The Lion drew a thumb across his throat, signalling the vox-channel’s termination. Those cold eyes turned upon his closest two sons, and he reached for his helm. ‘Alajos. Corswain. Come with me.’

V

HE HATED DOING this.

‘Permission to speak freely, my liege.’

The Lion stood in full armour now, his features masked by the snarling helm with its angular crest of splayed angel wings. The helm’s slanted red eyes emanated disapproval even before the Lion’s rumbling baritone left the speaker-grille.

‘Not this time, Cor. Focus yourself.’ The sword at the Lion’s hip was as tall as a Legiones Astartes warrior in full war plate. The primarch’s left hand rested on its hilt, his posture somewhere between the piratical grace of a gunslinger and the cautious reverence of a knight preparing to pull steel.

Corswain kept his silence, bolter loosely clutched in his hands. The chamber around them was almost devoid of Gothic ornamentation, its ceiling and walls instead given over to the cabled, thudding engineering of Mechanicum teleportation generators. Several of the rattling engine pods vented near-continuous gushes of steam for no reason Corswain could comprehend.

‘Begin,’ the Lion ordered. At the chamber’s edges, cowled tech-menials cranked levers and manned great bronze wheels, turning them on squealing mechanisms. As they worked, each one chanted a different numerical line of a binary cant, like some bizarre mathematical sea shanty.

The engines started to judder, whining as they cycled up to engage. On a raised platform above the flat chamber deck, a choir of nine robed astropaths sang with closed eyes. Their Gregorian chants were at eerie odds with the blurted coding issued forth from the menials.

Corswain truly loathed travelling like this. Seat him down in the deployment bay of a Stormbird gunship screaming through low atmosphere and into the face of enemy fire rising up from the ground, and he wouldn’t think twice.
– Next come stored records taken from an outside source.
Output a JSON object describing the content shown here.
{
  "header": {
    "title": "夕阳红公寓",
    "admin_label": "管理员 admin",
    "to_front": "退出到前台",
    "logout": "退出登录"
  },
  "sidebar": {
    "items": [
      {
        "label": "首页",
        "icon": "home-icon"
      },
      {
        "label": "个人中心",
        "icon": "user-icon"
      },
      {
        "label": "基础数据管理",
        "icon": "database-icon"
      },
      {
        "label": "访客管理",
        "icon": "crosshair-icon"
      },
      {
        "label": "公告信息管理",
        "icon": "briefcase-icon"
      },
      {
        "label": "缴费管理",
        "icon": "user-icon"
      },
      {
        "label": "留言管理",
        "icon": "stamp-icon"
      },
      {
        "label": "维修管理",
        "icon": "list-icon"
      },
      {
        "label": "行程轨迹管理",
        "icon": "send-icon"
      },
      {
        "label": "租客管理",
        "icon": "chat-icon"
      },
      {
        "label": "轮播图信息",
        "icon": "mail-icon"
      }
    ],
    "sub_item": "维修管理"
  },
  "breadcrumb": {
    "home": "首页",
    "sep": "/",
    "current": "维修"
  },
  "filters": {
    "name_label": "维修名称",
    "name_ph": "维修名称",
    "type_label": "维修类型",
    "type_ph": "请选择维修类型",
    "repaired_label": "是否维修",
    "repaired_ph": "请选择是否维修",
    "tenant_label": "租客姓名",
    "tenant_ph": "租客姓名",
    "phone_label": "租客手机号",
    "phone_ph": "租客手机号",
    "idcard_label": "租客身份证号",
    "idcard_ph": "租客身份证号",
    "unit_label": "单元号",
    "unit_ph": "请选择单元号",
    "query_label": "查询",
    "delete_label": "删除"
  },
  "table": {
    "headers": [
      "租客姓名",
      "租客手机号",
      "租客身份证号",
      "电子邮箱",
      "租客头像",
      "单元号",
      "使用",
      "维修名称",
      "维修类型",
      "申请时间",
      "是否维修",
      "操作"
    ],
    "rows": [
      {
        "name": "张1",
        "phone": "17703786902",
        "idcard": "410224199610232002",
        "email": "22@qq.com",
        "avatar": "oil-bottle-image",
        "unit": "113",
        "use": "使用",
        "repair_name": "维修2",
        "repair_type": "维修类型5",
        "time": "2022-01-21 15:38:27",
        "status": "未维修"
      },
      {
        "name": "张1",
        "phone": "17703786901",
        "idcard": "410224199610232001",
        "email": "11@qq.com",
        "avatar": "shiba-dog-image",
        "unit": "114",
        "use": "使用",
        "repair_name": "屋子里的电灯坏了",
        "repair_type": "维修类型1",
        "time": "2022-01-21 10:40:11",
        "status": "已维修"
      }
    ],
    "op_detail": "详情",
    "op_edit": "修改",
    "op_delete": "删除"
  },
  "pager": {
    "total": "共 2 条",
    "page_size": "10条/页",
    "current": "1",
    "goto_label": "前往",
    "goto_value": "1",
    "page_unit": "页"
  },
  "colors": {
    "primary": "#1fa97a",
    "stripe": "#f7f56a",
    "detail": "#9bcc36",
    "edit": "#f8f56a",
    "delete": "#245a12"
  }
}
Buckle him into a drop-pod and spit him from the bowels of an orbiting ship to plough into the soil several kilometres below, and he’d do his duty without a whisper of complaint.

But telepor–

VI

–TATION WAS something else.

Even before the flash of white-gold faded, he felt the world’s wind pushing against his armour with weak breaths, strong enough to do no more than tear at his surplice and the oath scroll bound to his shoulder guard. His bolter was up and ready in the seconds it took for his vision to clear of the chemical-scented mist from their teleportation. Artificial thunder from displaced air echoed in his ears, filtered to tolerable levels by his helm’s autosenses.

The aura of coiling mist would’ve lingered longer but for the breeze. Corswain took a moment to feel the hard earth beneath his boots, to assure himself that he was whole and complete. With teeth gritted and skin crawling, he panned his bolter across the vista before him.

Dusty wind gritted against his visor as his gunsight followed the horizon. They’d materialised in the heart of a crater, spanning at least a kilometre across in all directions. Black stone foundations jutted from the ground – too new to be ruins, they were low walls and pillars that would form the basis of a huge building above. The Night Lords were building something here. A fortress… but the work crews had evidently been withdrawn to make way for this meeting.